Para memória futura, fica-lhe uma experiência vivida em Fátima, precisamente: "uma vez (nunca me tinha acontecido), vi um padre de joelhos, lá a caminho da Capelinha das Aparições. Disse-me que era chinês e fazia aquilo pelos cristãos da China..."
Um dos maiores grupos - senão o maior - que sempre marca presença no Santuário de Fátima é de Paredes, a norte do país. A Obra do Bem Fazer tinha este ano inscritos "530 pessoas, mais 130 que dão apoio", conta ao DN Luís Almeida, membro da direção da associação há perto de 20 anos. Faz sempre a peregrinação, cuja maioria dos membros vai em promessa. Não é o seu caso.

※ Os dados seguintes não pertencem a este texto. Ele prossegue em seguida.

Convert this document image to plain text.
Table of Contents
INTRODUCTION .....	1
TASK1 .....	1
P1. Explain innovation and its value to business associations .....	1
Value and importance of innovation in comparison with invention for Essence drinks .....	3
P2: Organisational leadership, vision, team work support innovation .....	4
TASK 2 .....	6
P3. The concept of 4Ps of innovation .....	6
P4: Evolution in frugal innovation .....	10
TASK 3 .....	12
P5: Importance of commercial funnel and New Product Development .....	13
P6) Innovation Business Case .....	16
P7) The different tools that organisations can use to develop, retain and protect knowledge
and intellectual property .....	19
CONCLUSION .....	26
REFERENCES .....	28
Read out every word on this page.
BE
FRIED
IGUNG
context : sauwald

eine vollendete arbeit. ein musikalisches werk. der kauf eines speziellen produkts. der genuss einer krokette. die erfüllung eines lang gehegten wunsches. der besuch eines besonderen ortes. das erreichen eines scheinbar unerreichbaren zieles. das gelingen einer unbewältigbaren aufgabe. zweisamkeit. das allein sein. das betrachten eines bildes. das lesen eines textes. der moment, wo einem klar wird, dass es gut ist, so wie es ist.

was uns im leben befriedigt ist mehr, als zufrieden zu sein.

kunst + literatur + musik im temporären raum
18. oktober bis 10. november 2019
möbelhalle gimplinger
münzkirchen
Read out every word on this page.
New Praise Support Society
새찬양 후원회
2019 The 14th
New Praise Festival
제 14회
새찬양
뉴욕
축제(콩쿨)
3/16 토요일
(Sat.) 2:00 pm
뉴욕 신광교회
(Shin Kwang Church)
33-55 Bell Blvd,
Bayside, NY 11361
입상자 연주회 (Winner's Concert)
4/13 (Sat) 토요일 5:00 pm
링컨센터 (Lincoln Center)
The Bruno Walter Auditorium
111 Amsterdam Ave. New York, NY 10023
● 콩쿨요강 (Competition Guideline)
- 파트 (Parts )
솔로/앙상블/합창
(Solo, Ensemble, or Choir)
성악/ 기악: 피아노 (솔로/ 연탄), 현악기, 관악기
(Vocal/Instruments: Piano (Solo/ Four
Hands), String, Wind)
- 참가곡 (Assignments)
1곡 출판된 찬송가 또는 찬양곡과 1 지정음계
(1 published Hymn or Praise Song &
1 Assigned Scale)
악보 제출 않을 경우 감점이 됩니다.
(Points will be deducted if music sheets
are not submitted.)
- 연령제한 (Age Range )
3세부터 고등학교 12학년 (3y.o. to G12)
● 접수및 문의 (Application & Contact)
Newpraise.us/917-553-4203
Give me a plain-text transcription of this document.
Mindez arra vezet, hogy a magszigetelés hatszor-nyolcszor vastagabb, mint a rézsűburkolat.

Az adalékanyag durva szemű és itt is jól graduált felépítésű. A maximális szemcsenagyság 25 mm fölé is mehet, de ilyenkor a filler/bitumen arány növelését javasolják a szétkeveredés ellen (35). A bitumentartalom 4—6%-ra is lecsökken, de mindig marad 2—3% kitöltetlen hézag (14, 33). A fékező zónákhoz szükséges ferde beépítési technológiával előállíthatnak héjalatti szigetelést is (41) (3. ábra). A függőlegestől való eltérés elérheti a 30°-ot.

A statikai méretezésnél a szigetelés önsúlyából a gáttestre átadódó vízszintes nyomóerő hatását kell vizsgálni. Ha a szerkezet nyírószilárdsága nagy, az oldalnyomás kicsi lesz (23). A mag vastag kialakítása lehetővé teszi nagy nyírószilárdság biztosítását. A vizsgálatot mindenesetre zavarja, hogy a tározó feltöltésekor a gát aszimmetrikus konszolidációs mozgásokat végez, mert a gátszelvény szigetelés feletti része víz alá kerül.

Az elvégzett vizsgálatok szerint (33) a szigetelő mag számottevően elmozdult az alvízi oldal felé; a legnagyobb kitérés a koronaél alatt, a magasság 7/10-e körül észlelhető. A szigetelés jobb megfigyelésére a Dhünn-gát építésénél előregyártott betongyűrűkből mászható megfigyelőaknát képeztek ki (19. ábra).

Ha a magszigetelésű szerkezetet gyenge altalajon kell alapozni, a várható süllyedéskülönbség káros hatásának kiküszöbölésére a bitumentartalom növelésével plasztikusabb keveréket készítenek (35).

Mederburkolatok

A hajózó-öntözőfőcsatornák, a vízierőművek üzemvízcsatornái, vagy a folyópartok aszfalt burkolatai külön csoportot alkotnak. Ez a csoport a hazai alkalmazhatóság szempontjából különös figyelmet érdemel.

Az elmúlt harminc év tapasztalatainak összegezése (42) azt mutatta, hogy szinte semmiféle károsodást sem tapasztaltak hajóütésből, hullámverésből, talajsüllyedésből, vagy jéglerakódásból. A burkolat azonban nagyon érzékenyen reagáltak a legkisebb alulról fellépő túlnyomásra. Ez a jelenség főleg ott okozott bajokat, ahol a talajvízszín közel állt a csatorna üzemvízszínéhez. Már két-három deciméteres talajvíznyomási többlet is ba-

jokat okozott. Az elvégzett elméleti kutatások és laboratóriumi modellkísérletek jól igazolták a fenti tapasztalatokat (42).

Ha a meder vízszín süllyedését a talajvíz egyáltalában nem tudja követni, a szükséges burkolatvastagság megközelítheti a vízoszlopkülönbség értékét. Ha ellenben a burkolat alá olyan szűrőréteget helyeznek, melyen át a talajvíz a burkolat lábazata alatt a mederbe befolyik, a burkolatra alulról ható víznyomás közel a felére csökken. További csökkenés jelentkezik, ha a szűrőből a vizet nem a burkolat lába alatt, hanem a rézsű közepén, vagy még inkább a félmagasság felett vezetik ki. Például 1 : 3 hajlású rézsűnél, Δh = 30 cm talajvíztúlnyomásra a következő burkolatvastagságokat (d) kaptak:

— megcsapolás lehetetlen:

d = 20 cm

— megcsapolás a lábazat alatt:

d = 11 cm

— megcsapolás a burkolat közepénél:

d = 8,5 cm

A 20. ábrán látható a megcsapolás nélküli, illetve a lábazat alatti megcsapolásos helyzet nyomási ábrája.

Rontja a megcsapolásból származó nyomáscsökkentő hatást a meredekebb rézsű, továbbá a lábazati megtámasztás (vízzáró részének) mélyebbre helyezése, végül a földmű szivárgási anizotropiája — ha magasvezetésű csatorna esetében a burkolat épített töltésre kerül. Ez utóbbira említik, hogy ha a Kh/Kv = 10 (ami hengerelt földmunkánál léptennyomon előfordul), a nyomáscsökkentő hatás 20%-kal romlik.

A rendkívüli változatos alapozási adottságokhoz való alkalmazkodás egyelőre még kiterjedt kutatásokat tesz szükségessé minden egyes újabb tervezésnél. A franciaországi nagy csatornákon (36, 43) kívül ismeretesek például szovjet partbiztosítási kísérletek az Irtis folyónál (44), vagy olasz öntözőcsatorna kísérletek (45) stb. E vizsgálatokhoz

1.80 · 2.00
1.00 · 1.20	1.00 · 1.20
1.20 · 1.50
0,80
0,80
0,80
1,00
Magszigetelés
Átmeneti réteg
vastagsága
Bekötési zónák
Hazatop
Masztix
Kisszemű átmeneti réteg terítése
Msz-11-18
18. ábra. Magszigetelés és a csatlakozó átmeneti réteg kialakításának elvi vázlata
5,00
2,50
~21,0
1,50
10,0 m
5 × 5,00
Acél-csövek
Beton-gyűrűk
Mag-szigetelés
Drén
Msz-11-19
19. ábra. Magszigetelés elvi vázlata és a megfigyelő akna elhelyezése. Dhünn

"Faço-o só por gratidão. Só ofereci promessa uma vez, em 1973, quando vim do Ultramar. Prometi ir agradecer à Sra de Fátima, se voltasse são e salvo". Mas dessa gratidão resultou o voluntariado na Obra do Bem Fazer. Em Paredes, os mais de 500 colocaram velas à janela, como pediu o Santuário. "O resto fica tudo para o próximo ano".